I finally bit the bullet and decided to buy an HMO program that costs me close to $350 per month. That’s not an easy bill to pay. When I complained about the cost to a friend, she told me I’d be better off saving the money. But I’ve already been down that road.
Therefore, I urge everyone in situations similar to mine to sign up for insurance through Covered California. It’s necessary. Open enrollment began November 1 and runs through Jan. 31, 2021.
And yet, I must point out that though Medical insurance is supposed to protect against medical debt, you still get hit with a pile of bills. As Massachusetts Sen. Elizabeth Warren said, medical insurance doesn’t work. It’s false advertising.
In 2005, Warren was one of the authors on a Health Affairs paper documenting a memorable statistic: More than 40 % of all bankruptcies in America were a result of medical problems. In 2009, they updated that research with an even more startling number: Medical bills were responsible for more than 62 % of all American bankruptcies.

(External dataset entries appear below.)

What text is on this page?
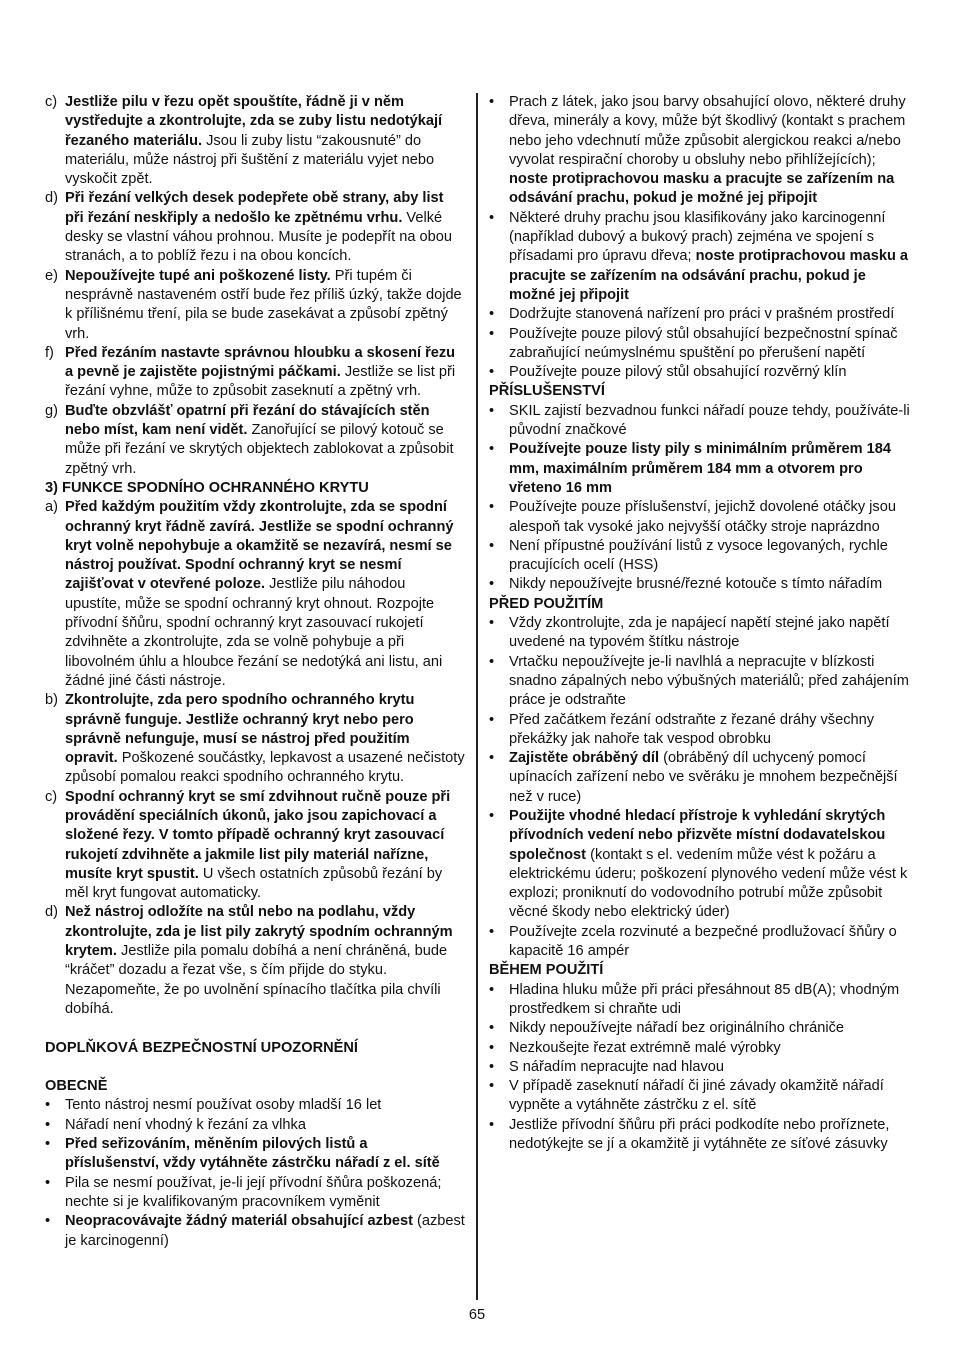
c) Jestliže pilu v řezu opět spouštíte, řádně ji v něm vystředujte a zkontrolujte, zda se zuby listu nedotýkají řezaného materiálu. Jsou li zuby listu “zakousnuté” do materiálu, může nástroj při šuštění z materiálu vyjet nebo vyskočit zpět.
d) Při řezání velkých desek podepřete obě strany, aby list při řezání neskřiply a nedošlo ke zpětnému vrhu. Velké desky se vlastní váhou prohnou. Musíte je podepřít na obou stranách, a to poblíž řezu i na obou koncích.
e) Nepoužívejte tupé ani poškozené listy. Při tupém či nesprávně nastaveném ostří bude řez příliš úzký, takže dojde k přílišnému tření, pila se bude zasekávat a způsobí zpětný vrh.
f) Před řezáním nastavte správnou hloubku a skosení řezu a pevně je zajistěte pojistnými páčkami. Jestliže se list při řezání vyhne, může to způsobit zaseknutí a zpětný vrh.
g) Buďte obzvlášť opatrní při řezání do stávajících stěn nebo míst, kam není vidět. Zanořující se pilový kotouč se může při řezání ve skrytých objektech zablokovat a způsobit zpětný vrh.
3) FUNKCE SPODNÍHO OCHRANNÉHO KRYTU
a) Před každým použitím vždy zkontrolujte, zda se spodní ochranný kryt řádně zavírá. Jestliže se spodní ochranný kryt volně nepohybuje a okamžitě se nezavírá, nesmí se nástroj používat. Spodní ochranný kryt se nesmí zajišťovat v otevřené poloze. Jestliže pilu náhodou upustíte, může se spodní ochranný kryt ohnout. Rozpojte přívodní šňůru, spodní ochranný kryt zasouvací rukojetí zdvihněte a zkontrolujte, zda se volně pohybuje a při libovolném úhlu a hloubce řezání se nedotýká ani listu, ani žádné jiné části nástroje.
b) Zkontrolujte, zda pero spodního ochranného krytu správně funguje. Jestliže ochranný kryt nebo pero správně nefunguje, musí se nástroj před použitím opravit. Poškozené součástky, lepkavost a usazené nečistoty způsobí pomalou reakci spodního ochranného krytu.
c) Spodní ochranný kryt se smí zdvihnout ručně pouze při provádění speciálních úkonů, jako jsou zapichovací a složené řezy. V tomto případě ochranný kryt zasouvací rukojetí zdvihněte a jakmile list pily materiál nařízne, musíte kryt spustit. U všech ostatních způsobů řezání by měl kryt fungovat automaticky.
d) Než nástroj odložíte na stůl nebo na podlahu, vždy zkontrolujte, zda je list pily zakrytý spodním ochranným krytem. Jestliže pila pomalu dobíhá a není chráněná, bude “kráčet” dozadu a řezat vše, s čím přijde do styku. Nezapomeňte, že po uvolnění spínacího tlačítka pila chvíli dobíhá.
DOPLŇKOVÁ BEZPEČNOSTNÍ UPOZORNĚNÍ
OBECNĚ
• Tento nástroj nesmí používat osoby mladší 16 let
• Nářadí není vhodný k řezání za vlhka
• Před seřizováním, měněním pilových listů a příslušenství, vždy vytáhněte zástrčku nářadí z el. sítě
• Pila se nesmí používat, je-li její přívodní šňůra poškozená; nechte si je kvalifikovaným pracovníkem vyměnit
• Neopracovávajte žádný materiál obsahující azbest (azbest je karcinogenní)
• Prach z látek, jako jsou barvy obsahující olovo, některé druhy dřeva, minerály a kovy, může být škodlivý (kontakt s prachem nebo jeho vdechnutí může způsobit alergickou reakci a/nebo vyvolat respirační choroby u obsluhy nebo přihlížejících); noste protiprachovou masku a pracujte se zařízením na odsávání prachu, pokud je možné jej připojit
• Některé druhy prachu jsou klasifikovány jako karcinogenní (například dubový a bukový prach) zejména ve spojení s přísadami pro úpravu dřeva; noste protiprachovou masku a pracujte se zařízením na odsávání prachu, pokud je možné jej připojit
• Dodržujte stanovená nařízení pro práci v prašném prostředí
• Používejte pouze pilový stůl obsahující bezpečnostní spínač zabraňující neúmyslnému spuštění po přerušení napětí
• Používejte pouze pilový stůl obsahující rozvěrný klín
PŘÍSLUŠENSTVÍ
• SKIL zajistí bezvadnou funkci nářadí pouze tehdy, používáte-li původní značkové
• Používejte pouze listy pily s minimálním průměrem 184 mm, maximálním průměrem 184 mm a otvorem pro vřeteno 16 mm
• Používejte pouze příslušenství, jejichž dovolené otáčky jsou alespoň tak vysoké jako nejvyšší otáčky stroje naprázdno
• Není přípustné používání listů z vysoce legovaných, rychle pracujících ocelí (HSS)
• Nikdy nepoužívejte brusné/řezné kotouče s tímto nářadím
PŘED POUŽITÍM
• Vždy zkontrolujte, zda je napájecí napětí stejné jako napětí uvedené na typovém štítku nástroje
• Vrtačku nepoužívejte je-li navlhlá a nepracujte v blízkosti snadno zápalných nebo výbušných materiálů; před zahájením práce je odstraňte
• Před začátkem řezání odstraňte z řezané dráhy všechny překážky jak nahoře tak vespod obrobku
• Zajistěte obráběný díl (obráběný díl uchycený pomocí upínacích zařízení nebo ve svěráku je mnohem bezpečnější než v ruce)
• Použijte vhodné hledací přístroje k vyhledání skrytých přívodních vedení nebo přizvěte místní dodavatelskou společnost (kontakt s el. vedením může vést k požáru a elektrickému úderu; poškození plynového vedení může vést k explozi; proniknutí do vodovodního potrubí může způsobit věcné škody nebo elektrický úder)
• Používejte zcela rozvinuté a bezpečné prodlužovací šňůry o kapacitě 16 ampér
BĚHEM POUŽITÍ
• Hladina hluku může při práci přesáhnout 85 dB(A); vhodným prostředkem si chraňte udi
• Nikdy nepoužívejte nářadí bez originálního chrániče
• Nezkoušejte řezat extrémně malé výrobky
• S nářadím nepracujte nad hlavou
• V případě zaseknutí nářadí či jiné závady okamžitě nářadí vypněte a vytáhněte zástrčku z el. sítě
• Jestliže přívodní šňůru při práci podkodíte nebo proříznete, nedotýkejte se jí a okamžitě ji vytáhněte ze síťové zásuvky
65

I favor a single-payer system where everyone gets covered. It also lowers health insurance costs because it reduces the administrative and advertising costs for companies. And no matter what the for-profit healthcare talking points tell us, single-payer systems are more efficient.
The United Nations rated the French healthcare system the most efficient, and that’s a single-payer program. And you don’t see large numbers of Canadians crossing the border to go to American for-profit hospitals.
According to retired healthcare executive Randall Potter, the health insurance industry poured millions into a stealth propaganda campaign when director Michael Moore came out with his movie ‘Sicko.” The 2007 movie pointed out the flaws of the American for-profit system and showed how other countries had much more efficient health systems.
“The industry knows from years of focus group message testing that terms like ‘socialized medicine’ and ‘government-run health care’ scare many Americans and that many of us respond favorably to terms like ‘choice’ and ‘competition.’ Based on this knowledge, there were several big lies I helped craft — and that are still in circulation today,” said Potter in an NBC News article.
Whatever the answer is, we need to try something different, because this current system isn’t working. Just look at my story, and there are millions of people like me.